Joshua McVeigh-Schultz

Joshua McVeigh-Schultz is a designer, scholar, and media maker in the Media Arts and Practice PhD program in USC’s School of Cinematic Arts. He is interested in the intersection between interactivity design and rituals of public life. He completed an MA in Asian Studies at UC Berkeley and an MFA in UC Santa Cruz’s Digital Arts and New Media program. He works as a researcher for the Institute for Multimedia Literacy and is a member of Henry Jenkins’s Civic Paths research group, studying new models of political engagement at the intersection of civics and pop-culture. He is also a designer in Scott Fisher’s Mobile and Environmental Research Lab, where he develops speculative interactive experiences for built environments and vehicles of the future.

 


 

What one insight from your field, approach, method, findings etc. do you think is most important for scholars working in this topical area?

Harold Garfinkel once described his methodological “preference to start with the familiar scenes and ask what can be done to make trouble.” My work adapts this idea of “making trouble” (and disrupting the familiar) as a model of design research. The opportunity, and risk, of interactivity design is that it forces us to make very specific decisions about mechanics and affordances based on assumptions about their impact on users/participants/players. This positioning is sometimes more precarious than that of the analyst, who can rely on the mutually constitutive relationship between culture and technology. By contrast, a designer is forced—at some level—to wrestle with issues of determinism, which is why the model of design-as-intervention has so much appeal for me, because it gets us outside of the functionalist mindset of a social engineer. This friction between expectation and outcome drives the design process for me (without productive failure there is no iterative cycle). As a research methodology this approach can be freeing, and I think there are takeaways for scholars working within more traditional disciplines of the humanities and social sciences as well.

What are two issues that are not adequately treated within current work on cultural production in the digital age in your field or in others?

While the last 100 years have seen dramatic innovation in the area of one-to-one, one-to-many, and now many-to-many communication platforms, there has nevertheless been remarkably little innovation in the platforms of many-to-one communication—of which, I would argue, voting and public assembly are among our oldest and most familiar examples. Likewise, there has been considerable innovation in the area of information delivery platforms, but there seems to be less innovation in the rituals of civic life—what James Carey has called the ritual function of the news (as distinct from its information delivery capacities). I would argue that it is our media rituals, and not just the platforms, which require a critical redesign.

Are humanistic values such as justice, equality, democracy or (insert preferred humanistic value here) currently served by cultural production in a digital networked environment?
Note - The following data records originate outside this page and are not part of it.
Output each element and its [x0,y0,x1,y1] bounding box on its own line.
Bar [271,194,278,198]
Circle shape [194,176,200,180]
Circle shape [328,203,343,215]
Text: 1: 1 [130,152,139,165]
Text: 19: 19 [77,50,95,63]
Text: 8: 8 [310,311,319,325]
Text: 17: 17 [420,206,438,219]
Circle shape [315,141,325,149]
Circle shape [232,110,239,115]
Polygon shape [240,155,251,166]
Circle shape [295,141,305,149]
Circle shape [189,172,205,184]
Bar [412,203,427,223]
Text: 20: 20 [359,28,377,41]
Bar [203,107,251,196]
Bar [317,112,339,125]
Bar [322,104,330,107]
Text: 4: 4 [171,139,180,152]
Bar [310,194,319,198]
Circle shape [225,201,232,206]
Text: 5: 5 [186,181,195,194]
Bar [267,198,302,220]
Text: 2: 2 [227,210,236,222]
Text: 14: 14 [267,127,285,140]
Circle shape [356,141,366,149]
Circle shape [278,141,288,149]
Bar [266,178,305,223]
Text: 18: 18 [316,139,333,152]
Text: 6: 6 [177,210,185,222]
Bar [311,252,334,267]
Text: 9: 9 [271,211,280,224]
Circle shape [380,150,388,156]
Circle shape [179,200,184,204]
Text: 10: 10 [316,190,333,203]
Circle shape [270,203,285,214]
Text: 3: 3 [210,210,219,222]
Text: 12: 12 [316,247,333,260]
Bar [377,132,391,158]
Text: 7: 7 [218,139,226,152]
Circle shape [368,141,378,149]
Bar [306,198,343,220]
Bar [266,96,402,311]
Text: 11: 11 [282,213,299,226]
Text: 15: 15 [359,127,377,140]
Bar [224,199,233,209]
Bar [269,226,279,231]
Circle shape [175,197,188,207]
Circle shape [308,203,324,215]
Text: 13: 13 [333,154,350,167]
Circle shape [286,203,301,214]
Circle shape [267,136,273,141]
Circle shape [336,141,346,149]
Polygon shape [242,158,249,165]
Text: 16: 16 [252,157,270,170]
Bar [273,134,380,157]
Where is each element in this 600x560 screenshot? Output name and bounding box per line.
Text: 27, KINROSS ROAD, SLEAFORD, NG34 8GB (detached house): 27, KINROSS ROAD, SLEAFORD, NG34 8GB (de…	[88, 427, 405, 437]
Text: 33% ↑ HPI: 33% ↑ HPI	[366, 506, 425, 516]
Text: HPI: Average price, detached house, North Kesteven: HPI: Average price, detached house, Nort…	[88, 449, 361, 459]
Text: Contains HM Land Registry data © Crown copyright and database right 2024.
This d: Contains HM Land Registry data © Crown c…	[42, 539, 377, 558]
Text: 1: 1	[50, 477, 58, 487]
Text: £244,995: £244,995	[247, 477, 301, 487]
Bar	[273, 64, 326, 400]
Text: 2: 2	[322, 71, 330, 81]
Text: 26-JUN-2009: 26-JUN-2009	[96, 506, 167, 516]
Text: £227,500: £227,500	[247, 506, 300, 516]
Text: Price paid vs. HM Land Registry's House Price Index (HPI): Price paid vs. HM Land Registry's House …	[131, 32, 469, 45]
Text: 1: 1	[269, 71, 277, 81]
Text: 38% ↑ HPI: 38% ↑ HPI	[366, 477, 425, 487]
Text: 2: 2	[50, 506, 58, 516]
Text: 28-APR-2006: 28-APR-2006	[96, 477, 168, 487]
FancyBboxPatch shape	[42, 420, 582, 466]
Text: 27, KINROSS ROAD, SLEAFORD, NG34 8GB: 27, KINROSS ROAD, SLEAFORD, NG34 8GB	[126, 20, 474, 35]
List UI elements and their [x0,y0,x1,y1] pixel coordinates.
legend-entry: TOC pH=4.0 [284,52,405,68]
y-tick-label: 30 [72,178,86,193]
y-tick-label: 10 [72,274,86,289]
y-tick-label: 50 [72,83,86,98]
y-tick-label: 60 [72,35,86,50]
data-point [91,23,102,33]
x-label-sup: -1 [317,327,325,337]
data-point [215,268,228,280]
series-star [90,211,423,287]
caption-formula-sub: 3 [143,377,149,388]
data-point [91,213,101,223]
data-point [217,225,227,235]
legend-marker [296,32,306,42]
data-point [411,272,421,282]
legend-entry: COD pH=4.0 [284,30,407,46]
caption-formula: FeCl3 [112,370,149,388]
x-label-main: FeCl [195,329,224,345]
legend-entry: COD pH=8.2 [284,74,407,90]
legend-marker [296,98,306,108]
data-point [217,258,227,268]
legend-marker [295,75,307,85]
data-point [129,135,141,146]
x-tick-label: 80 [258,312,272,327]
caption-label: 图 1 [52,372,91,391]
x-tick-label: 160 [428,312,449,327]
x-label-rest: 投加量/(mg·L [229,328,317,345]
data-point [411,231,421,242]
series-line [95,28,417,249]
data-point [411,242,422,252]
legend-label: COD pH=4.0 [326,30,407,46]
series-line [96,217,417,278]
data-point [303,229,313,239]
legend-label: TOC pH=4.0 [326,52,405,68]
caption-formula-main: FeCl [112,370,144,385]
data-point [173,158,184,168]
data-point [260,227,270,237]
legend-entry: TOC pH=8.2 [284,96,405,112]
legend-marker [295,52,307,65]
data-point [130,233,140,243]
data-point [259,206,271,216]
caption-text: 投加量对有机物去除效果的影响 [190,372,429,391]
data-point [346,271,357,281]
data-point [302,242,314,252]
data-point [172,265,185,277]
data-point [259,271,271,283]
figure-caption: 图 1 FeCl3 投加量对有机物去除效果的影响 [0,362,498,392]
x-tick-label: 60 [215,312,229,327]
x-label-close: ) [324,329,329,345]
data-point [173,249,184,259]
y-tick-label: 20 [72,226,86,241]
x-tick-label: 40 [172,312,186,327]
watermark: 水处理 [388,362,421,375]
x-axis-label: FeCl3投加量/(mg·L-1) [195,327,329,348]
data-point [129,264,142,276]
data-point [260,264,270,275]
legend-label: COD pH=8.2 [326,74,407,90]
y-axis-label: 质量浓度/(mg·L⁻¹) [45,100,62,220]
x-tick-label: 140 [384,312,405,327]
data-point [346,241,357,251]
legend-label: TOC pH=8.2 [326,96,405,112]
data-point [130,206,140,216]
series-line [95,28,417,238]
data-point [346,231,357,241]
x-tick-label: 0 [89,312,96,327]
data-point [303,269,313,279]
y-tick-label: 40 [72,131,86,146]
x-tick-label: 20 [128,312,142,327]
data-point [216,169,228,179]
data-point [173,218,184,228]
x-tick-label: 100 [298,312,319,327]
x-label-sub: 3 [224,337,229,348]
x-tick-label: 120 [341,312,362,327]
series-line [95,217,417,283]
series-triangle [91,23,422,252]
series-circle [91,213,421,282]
I think we should be rethinking the values of participatory democracy in terms of the meta-communicative affordances of representation. Taking a cue from John Hartley and Henry Jenkins’s writing on reality television, I draw inspiration from the practices of plebiscitary counter publics. The desire to “break the system” represents a productive mode of engagement that media gatekeepers have yet to reconcile with (as demonstrated, for example, by CNN’s reluctance to acknowledge the #CNNFail meme). Practices that get construed as transgressive misuse of participatory infrastructure, could and should be rethought as attempts to call attention to fissures in the feedback-loop between participating audience and media gatekeepers. Along these lines, we should be designing new plebiscitary platforms and public rituals better equipped to handle the meta-communicative task that practices of voting (both formal and informal) are increasingly taking on.